Prohibition dysfonctionnelle
Selon les experts interrogés, la prohibition actuelle ne fonctionnant pas, la légalisation du cannabis en devient logique, voire souhaitable. Il est toutefois primordial de bien la préparer et de s’assurer qu’un marché noir ne subsiste pas ou que la consommation n’augmente pas. L’âge légal autorisé par la loi, le prix fixé, l’accessibilité et la prévention sont les principaux critères jugés sensibles à ce sujet.
Les détracteurs condamnant la mise en pratique d’une légalisation utilisent souvent l’argument de la criminalité, soutenant que cela ne ferait qu’empirer ou accentuer le trafic de drogues dures, voire le trafic d’armes, une thèse réfutée par Serge Brochu. « Il est certain que le marché criminel va vouloir continuer à faire de grands profits, comme c’est le cas actuellement avec le cannabis, note-t-il. Il y a une probabilité qu’ils cherchent d’autres marchés, que ce soit d’autres drogues ou d’autres activités, mais il se peut également qu’ils s’insèrent dans le marché licite, comme on a vu aux États-Unis après la fin de la prohibition. » En 1933, avec la légalisation de l’alcool aux États-Unis, une partie des contrebandiers s’est efforcée de trouver de nouvelles activités illégales, mais plusieurs d’entres eux se sont simplement recyclés dans la vente licite d’alcool.
Par ailleurs, le directeur de la revue Drogues, santé et société et professeur agrégé en psychoéducation à l’UdeM, Jean-Sébastien Fallu, insiste sur le fait que la légalisation du cannabis ne risque pas de créer une escalade de la violence dans le marché noir canadien. Au Canada, la violence liée au trafic de drogues ne dépasse souvent pas le seuil de la menace et est déjà bien moins présente qu’aux États-Unis. « Même si les changements sont encore récents dans certains pays où la légalisation est passée, ces scénarios catastrophes ne se sont pas avérés, souligne le spécialiste, qui rappelle que tout est question de mesure. D’un côté, un système de légalisation trop extrême vers un libre marché augmenterait potentiellement la consommation, ce que l’on ne souhaite pas. Mais, si la loi était trop stricte en rendant le cannabis inaccessible, trop cher ou avec un TCH contrôlé à un taux très faible, il est clair que le crime organisé maintiendrait un important marché. » Pour les chercheurs, ce point d’équilibre représente tout le défi du gouvernement Trudeau afin de faire passer sa loi : enrayer le marché noir, mais garder un produit satisfaisant pour les clients.

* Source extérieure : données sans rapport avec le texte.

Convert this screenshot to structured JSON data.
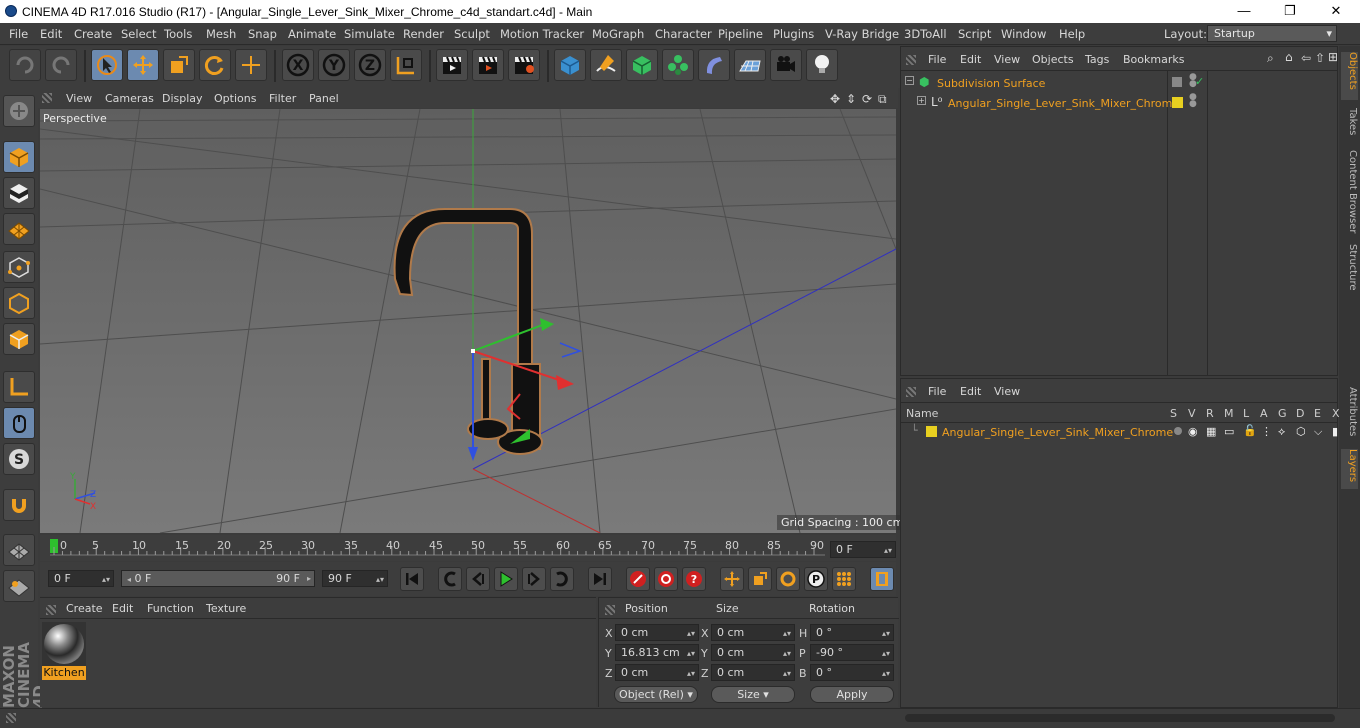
{
  "window": {
    "title": "CINEMA 4D R17.016 Studio (R17) - [Angular_Single_Lever_Sink_Mixer_Chrome_c4d_standart.c4d] - Main",
    "minimize": "—",
    "maximize": "❐",
    "close": "✕"
  },
  "menubar": {
    "items": [
      "File",
      "Edit",
      "Create",
      "Select",
      "Tools",
      "Mesh",
      "Snap",
      "Animate",
      "Simulate",
      "Render",
      "Sculpt",
      "Motion Tracker",
      "MoGraph",
      "Character",
      "Pipeline",
      "Plugins",
      "V-Ray Bridge",
      "3DToAll",
      "Script",
      "Window",
      "Help"
    ],
    "layout_label": "Layout:",
    "layout_value": "Startup"
  },
  "viewport": {
    "menu": [
      "View",
      "Cameras",
      "Display",
      "Options",
      "Filter",
      "Panel"
    ],
    "label": "Perspective",
    "grid_spacing": "Grid Spacing : 100 cm"
  },
  "timeline": {
    "ticks": [
      "0",
      "5",
      "10",
      "15",
      "20",
      "25",
      "30",
      "35",
      "40",
      "45",
      "50",
      "55",
      "60",
      "65",
      "70",
      "75",
      "80",
      "85",
      "90"
    ],
    "current_frame": "0 F"
  },
  "playback": {
    "start": "0 F",
    "range_start": "0 F",
    "range_end": "90 F",
    "end": "90 F"
  },
  "material_panel": {
    "menu": [
      "Create",
      "Edit",
      "Function",
      "Texture"
    ],
    "material_name": "Kitchen"
  },
  "coordinates": {
    "headers": [
      "Position",
      "Size",
      "Rotation"
    ],
    "rows": [
      {
        "axis": "X",
        "pos": "0 cm",
        "saxis": "X",
        "size": "0 cm",
        "raxis": "H",
        "rot": "0 °"
      },
      {
        "axis": "Y",
        "pos": "16.813 cm",
        "saxis": "Y",
        "size": "0 cm",
        "raxis": "P",
        "rot": "-90 °"
      },
      {
        "axis": "Z",
        "pos": "0 cm",
        "saxis": "Z",
        "size": "0 cm",
        "raxis": "B",
        "rot": "0 °"
      }
    ],
    "mode": "Object (Rel)",
    "size_mode": "Size",
    "apply": "Apply"
  },
  "object_manager": {
    "menu": [
      "File",
      "Edit",
      "View",
      "Objects",
      "Tags",
      "Bookmarks"
    ],
    "objects": [
      "Subdivision Surface",
      "Angular_Single_Lever_Sink_Mixer_Chrome"
    ]
  },
  "layer_manager": {
    "menu": [
      "File",
      "Edit",
      "View"
    ],
    "name_header": "Name",
    "columns": [
      "S",
      "V",
      "R",
      "M",
      "L",
      "A",
      "G",
      "D",
      "E",
      "X"
    ],
    "layer": "Angular_Single_Lever_Sink_Mixer_Chrome"
  },
  "right_tabs": [
    "Objects",
    "Takes",
    "Content Browser",
    "Structure",
    "Attributes",
    "Layers"
  ],
  "branding": "MAXON CINEMA 4D",
  "colors": {
    "accent_orange": "#f0a020",
    "active_blue": "#6c8ab0",
    "layer_yellow": "#e8d020"
  }
}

Certains demeurent toutefois sceptiques quant à l’effet que la légalisation pourrait réellement avoir sur le marché noir. « Le gouvernement a finalement compris qu’il perd beaucoup d’argent et que le cannabis est une source de revenu importante qui lui glisse entre les mains, remarque l’étudiant au baccalauréat en criminologie à l’UdeM Michaël Massé. Mais le marché noir restera toujours présent, surtout si c’est moins cher de s’y procurer du cannabis que légalement. »
L’âge légal
Une idée de solution souvent véhiculée serait de mettre l’âge légal de consommation à 25 ans, une thèse non soutenue par M. Fallu. « Ce serait à la fois irresponsable, simpliste et incohérent, affirme-t-il. Incohérent parce que l’alcool est légal à 18 ans au Québec et simpliste parce que, comme je m’en étonne toujours, le débat se limite à des aspects médicaux, comme si on légalisait le cannabis parce qu’il est bon pour la santé. Ce n’est pas le cas, mais la prohibition demeure encore plus mauvaise. »

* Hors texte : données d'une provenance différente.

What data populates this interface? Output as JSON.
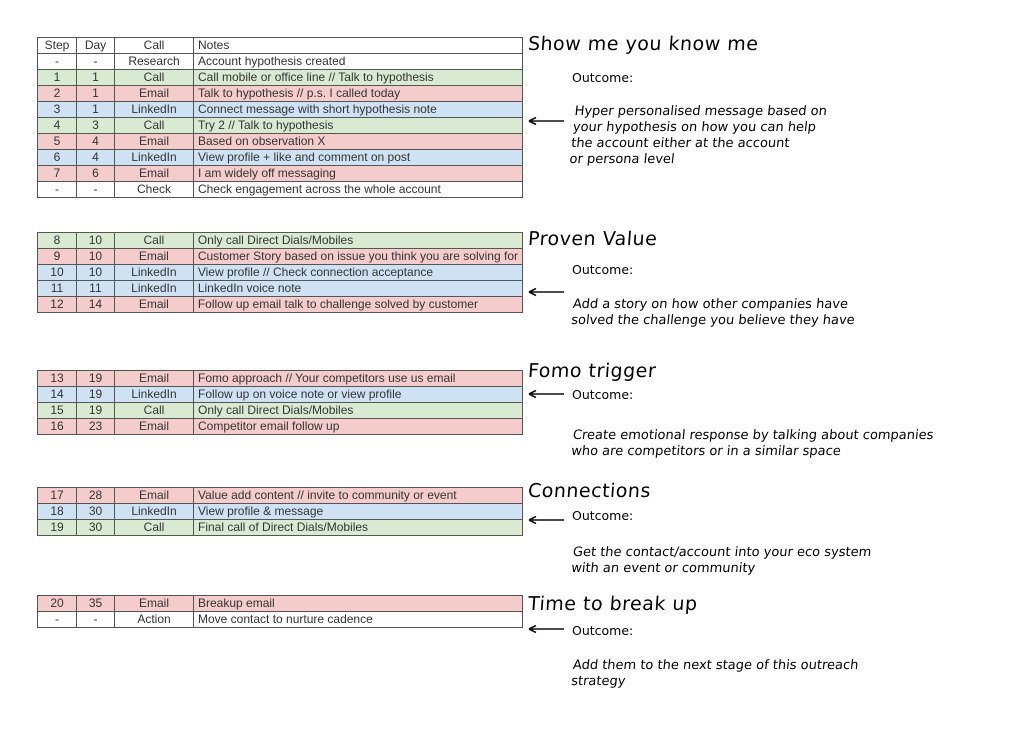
{
  "headers": [
    "Step",
    "Day",
    "Call",
    "Notes"
  ],
  "tables": [
    [
      [
        "-",
        "-",
        "Research",
        "Account hypothesis created",
        "white"
      ],
      [
        "1",
        "1",
        "Call",
        "Call mobile or office line // Talk to hypothesis",
        "green"
      ],
      [
        "2",
        "1",
        "Email",
        "Talk to hypothesis // p.s. I called today",
        "pink"
      ],
      [
        "3",
        "1",
        "LinkedIn",
        "Connect message with short hypothesis note",
        "blue"
      ],
      [
        "4",
        "3",
        "Call",
        "Try 2 // Talk to hypothesis",
        "green"
      ],
      [
        "5",
        "4",
        "Email",
        "Based on observation X",
        "pink"
      ],
      [
        "6",
        "4",
        "LinkedIn",
        "View profile + like and comment on post",
        "blue"
      ],
      [
        "7",
        "6",
        "Email",
        "I am widely off messaging",
        "pink"
      ],
      [
        "-",
        "-",
        "Check",
        "Check engagement across the whole account",
        "white"
      ]
    ],
    [
      [
        "8",
        "10",
        "Call",
        "Only call Direct Dials/Mobiles",
        "green"
      ],
      [
        "9",
        "10",
        "Email",
        "Customer Story based on issue you think you are solving for",
        "pink"
      ],
      [
        "10",
        "10",
        "LinkedIn",
        "View profile // Check connection acceptance",
        "blue"
      ],
      [
        "11",
        "11",
        "LinkedIn",
        "LinkedIn voice note",
        "blue"
      ],
      [
        "12",
        "14",
        "Email",
        "Follow up email talk to challenge solved by customer",
        "pink"
      ]
    ],
    [
      [
        "13",
        "19",
        "Email",
        "Fomo approach // Your competitors use us email",
        "pink"
      ],
      [
        "14",
        "19",
        "LinkedIn",
        "Follow up on voice note or view profile",
        "blue"
      ],
      [
        "15",
        "19",
        "Call",
        "Only call Direct Dials/Mobiles",
        "green"
      ],
      [
        "16",
        "23",
        "Email",
        "Competitor email follow up",
        "pink"
      ]
    ],
    [
      [
        "17",
        "28",
        "Email",
        "Value add content // invite to community or event",
        "pink"
      ],
      [
        "18",
        "30",
        "LinkedIn",
        "View profile & message",
        "blue"
      ],
      [
        "19",
        "30",
        "Call",
        "Final call of Direct Dials/Mobiles",
        "green"
      ]
    ],
    [
      [
        "20",
        "35",
        "Email",
        "Breakup email",
        "pink"
      ],
      [
        "-",
        "-",
        "Action",
        "Move contact to nurture cadence",
        "white"
      ]
    ]
  ],
  "sections": [
    {
      "title": "Show me you know me",
      "outcome": "Outcome:",
      "body": "Hyper personalised message based on\nyour hypothesis on how you can help\nthe account either at the account\nor persona level"
    },
    {
      "title": "Proven Value",
      "outcome": "Outcome:",
      "body": "Add a story on how other companies have\nsolved the challenge you believe they have"
    },
    {
      "title": "Fomo trigger",
      "outcome": "Outcome:",
      "body": "Create emotional response by talking about companies\nwho are competitors or in a similar space"
    },
    {
      "title": "Connections",
      "outcome": "Outcome:",
      "body": "Get the contact/account into your eco system\nwith an event or community"
    },
    {
      "title": "Time to break up",
      "outcome": "Outcome:",
      "body": "Add them to the next stage of this outreach\nstrategy"
    }
  ],
  "colors": {
    "green": "#d9ead3",
    "pink": "#f4cccc",
    "blue": "#cfe2f3"
  }
}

Avec un âge légal fixé à 25 ans, le marché noir persisterait et la légalisation deviendrait inutile. Serge Brochu confirme cette idée tout en la nuançant, car il considère que les provinces devraient demeurer libres de déterminer l’âge légal, dans un souci de cohérence avec leurs règles, citant en exemple l’Ontario qui fixe à 19 ans l’âge de consommation d’alcool.